Downtown plaza is a venue for free expression

Free speech disputes never develop over pleasant and quiet conversations. They erupt over language that people consider offensive, because of its content or presentation or both.

That's surely the case in the lawsuit filed against the city of Modesto by a local Christian who claims he's not being allowed to preach as he wishes in Tenth Street Plaza.

There should have been better communication on both sides to settle this before it reached the courts. It's too bad that Kevin Borden, a real estate agent, did not approach the City Council members, individually or collectively, to air his complaint that his free speech was being restricted. After discussions with staff, he sought legal assistance from the Alliance Defense Fund, whose attorney wrote to City Attorney Susana Alcala Wood in April. The Alliance lawyer says she never heard back from Wood and so filed the lawsuit last week.

Wood told reporter Sue Nowicki that her intent is "to resolve this as efficiently as possible." We hope so.
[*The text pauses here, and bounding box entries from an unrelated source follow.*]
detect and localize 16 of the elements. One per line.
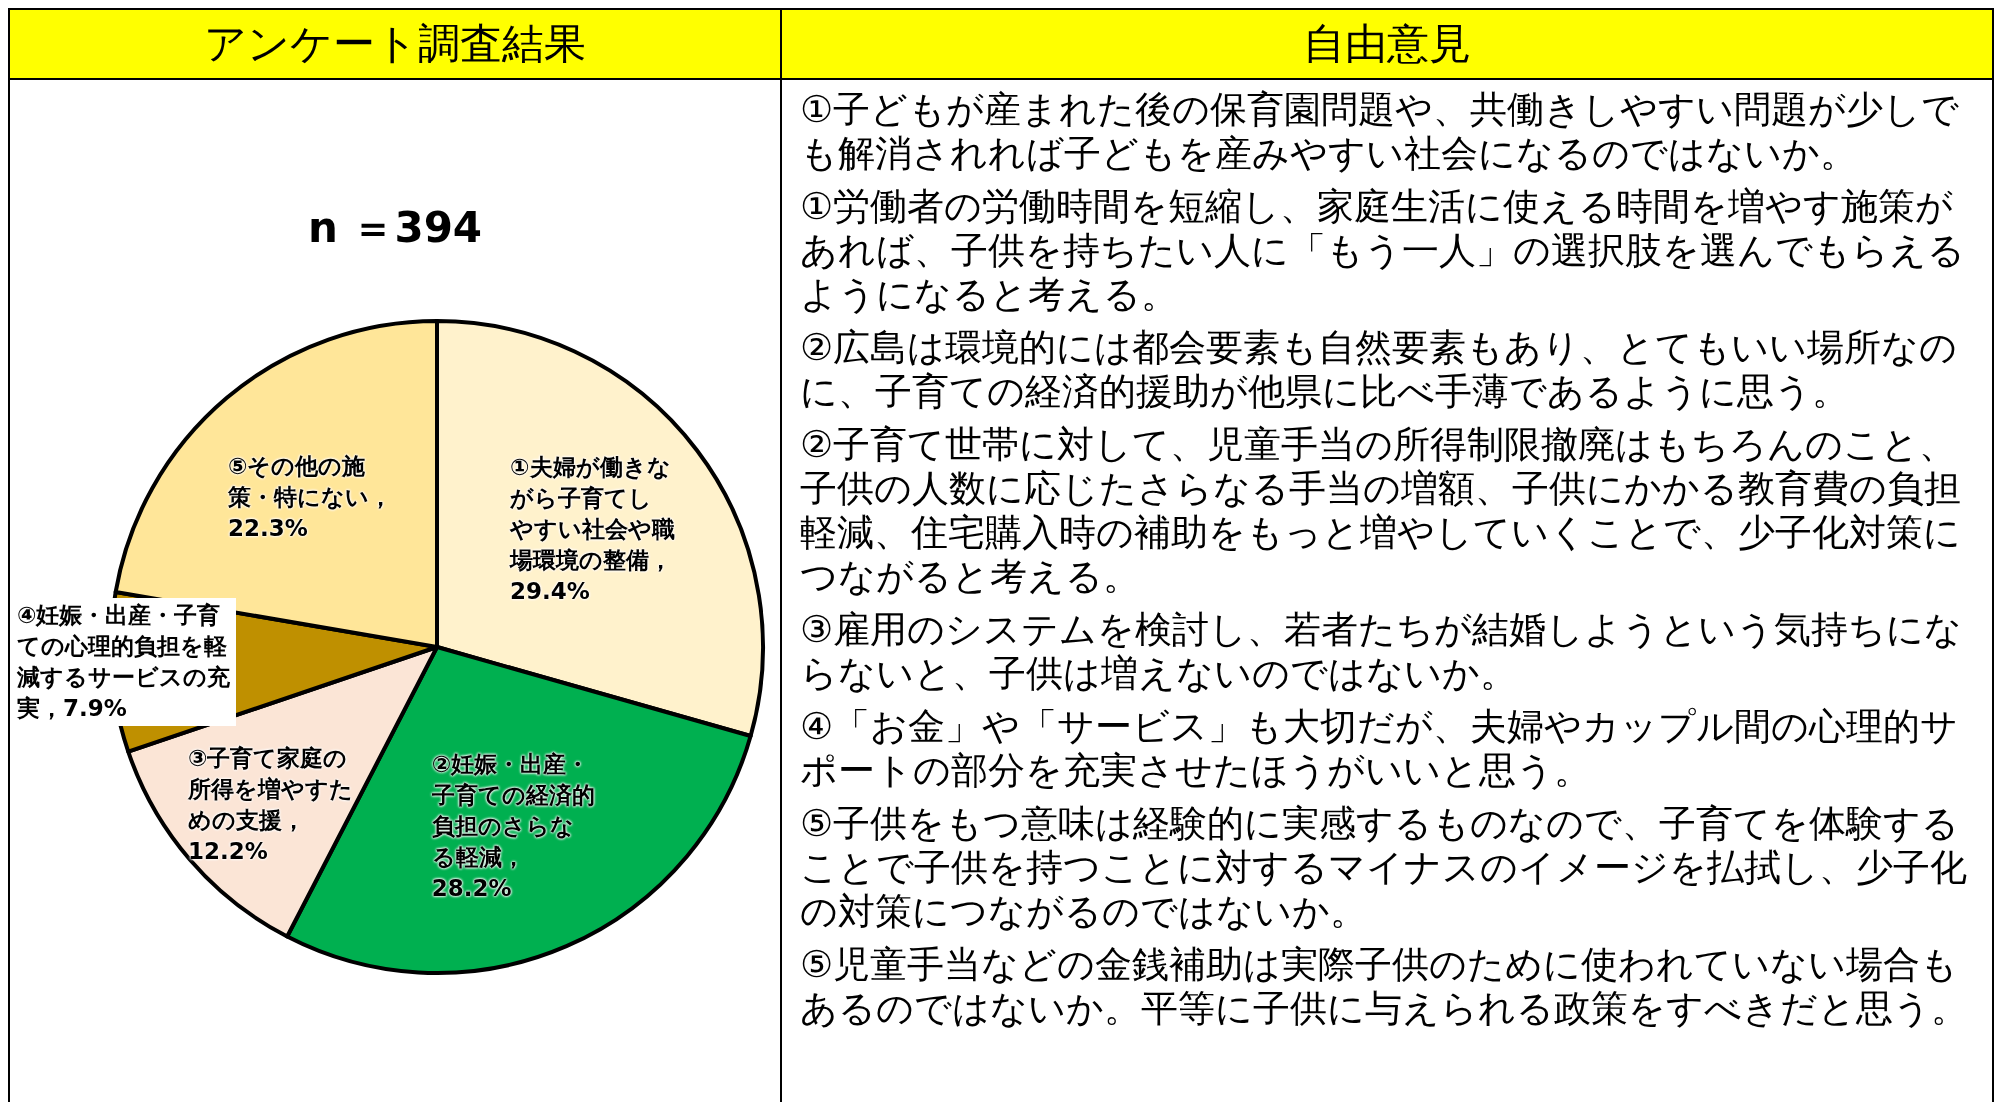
text: 自由意見 (780, 8, 1994, 80)
text: ⑤子供をもつ意味は経験的に実感するものなので、子育てを体験することで子供を持つことに対するマイナスのイメージを払拭し、少子化の対策につながるのではないか。 (800, 802, 1968, 934)
text: ①労働者の労働時間を短縮し、家庭生活に使える時間を増やす施策があれば、子供を持ちたい人に「もう一人」の選択肢を選んでもらえるようになると考える。 (800, 185, 1966, 317)
text: ④「お金」や「サービス」も大切だが、夫婦やカップル間の心理的サポートの部分を充実させたほうがいいと思う。 (800, 705, 1960, 793)
slice-label: ③子育て家庭の所得を増やすための支援，12.2% (187, 744, 354, 866)
chart-subtitle: n ＝394 (306, 202, 484, 254)
slice-label: ⑤その他の施策・特にない，22.3% (227, 451, 393, 543)
slice-label: ②妊娠・出産・子育ての経済的負担のさらなる軽減，28.2% (431, 750, 596, 903)
chart-title: アンケート調査結果 (8, 8, 782, 80)
text: ②子育て世帯に対して、児童手当の所得制限撤廃はもちろんのこと、子供の人数に応じたさらなる手当の増額、子供にかかる教育費の負担軽減、住宅購入時の補助をもっと増やしていくことで、少子化対策につながると考える。 (800, 423, 1962, 599)
slice-label: ④妊娠・出産・子育ての心理的負担を軽減するサービスの充実，7.9% (14, 598, 237, 727)
text: ②広島は環境的には都会要素も自然要素もあり、とてもいい場所なのに、子育ての経済的援助が他県に比べ手薄であるように思う。 (800, 326, 1959, 414)
text: ⑤児童手当などの金銭補助は実際子供のために使われていない場合もあるのではないか。平等に子供に与えられる政策をすべきだと思う。 (800, 943, 1969, 1031)
slice-label: ①夫婦が働きながら子育てしやすい社会や職場環境の整備，29.4% (510, 452, 676, 606)
text: ③雇用のシステムを検討し、若者たちが結婚しようという気持ちにならないと、子供は増えないのではないか。 (800, 608, 1964, 696)
text: ①子どもが産まれた後の保育園問題や、共働きしやすい問題が少しでも解消されれば子どもを産みやすい社会になるのではないか。 (800, 88, 1961, 176)
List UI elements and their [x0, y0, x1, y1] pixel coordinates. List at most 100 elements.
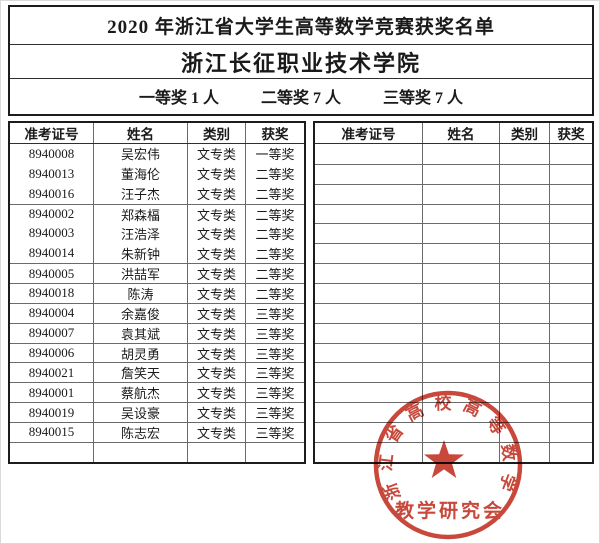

She should have responded earlier; this isn't the kind of issue for the city to waste a lot of attorney time defending.

The First Amendment right to free speech clearly extends to Borden and every other American. He's allowed to be in a public space and say what he has to say.

Borden's attorney claims he "has no interest in hassling people." But comments from theater and restaurant customers downtown indicate that some are feeling hassled. One wrote on modbee.com: "I've seen this guy, and I find his actions completely offensive. It may be legal, but it is offensive nonetheless. And it has nothing to do with Christianity. I'd be just as mad if this guy was screaming at the top of his lungs to sell me Amway! Yelling at people is rude -- period."

While this is, at its heart, a free speech issue, it's also generating a secondary thread of comments about whether this in-your-face confrontational style is an effective way of sharing a religious message. Most agree it's not.

But there's little doubt on the free speech argument. The city and Borden should work out an arrangement that provides him the access he is due without disrupting downtown businesses or interfering with the people patronizing them.